- Reign: before February 735 - 808?
- Predecessor: Yaxun B'ahlam IV
- Successor: K'inich Tatbu Joloom IV
- Born: Chelew Chan K'inich probably 2 July 741 CE
- Died: 808?
- Spouse: Ix Ch'ab Ajaw
- House: K'uhul Kaab Ajaw, K'uhul Pa'chan Ajaw
- Father: Yaxun B'ahlam IV
- Mother: Ix Chak Joloom

= Itzamnaaj Bahlam IV =

Itzamnaaj Bahlam IV (2 July 741 AD to 808?) was a Maya ajaw (king) of the city of Yaxchilan. He was the son of Yaxun Bahlam IV and Lady Chak Joloom. While Iztamnaaj may have been his name, some epigraphers argue for Kokaaj as the reading; he is also sometimes called Shield Jaguar because of the appearance of the glyphs in his name. Before he came into office, he used the pre-accession name of Chelew Chan K'inich, a name which he continued to use on monuments such as an unprovenanced panel held in the Kimball Art Museum. His son was K'inich Tatbu Joloom IV, who became ruler of Yaxchilan after his father's death.

Like his father and grandfather, he commissioned a number of monuments to document his rule. These include stelae 5, 7, 20, 21, 22, 24, and 29; Lintels 12, 13, 14, 51, 52, 53, 54, 57, and 58; Hieroglyphic Stairway 5; and Altar 10. Lintels 1, 2, 3, and 55 may also be from his reign.

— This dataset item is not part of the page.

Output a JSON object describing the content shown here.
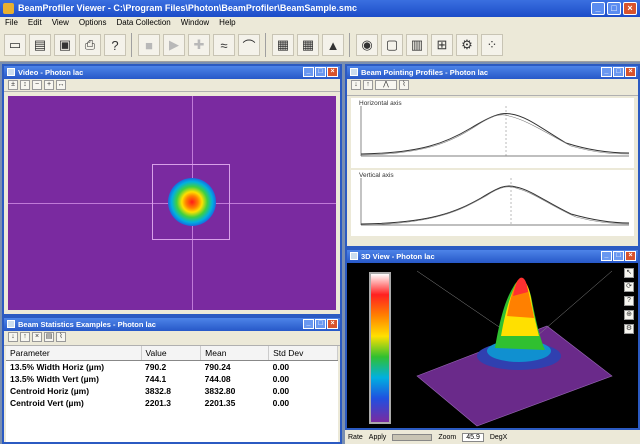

He appears to have a particularly close relationship with his maternal uncle, who may have served as his regent after his father's death or another important role in his administration. On the day of his birth, his mother and uncle performed a ritual involving the summoning of K'awiil.

Itzamnaaj Bahlam was involved in military conquests of small sites surrounding Yaxchilan and was allies with the site of Laxtunich. On August 27, 783, a general named Aj Chak Maax presented Itzamnaaj Bahlam with captives as gifts. This event was memorialized in an inscription carved by Mayuy Ti' Chuween from K'ina, a sculptor who also worked at Laxtunich.

He was also involved with the accession of the leader of Bonampak.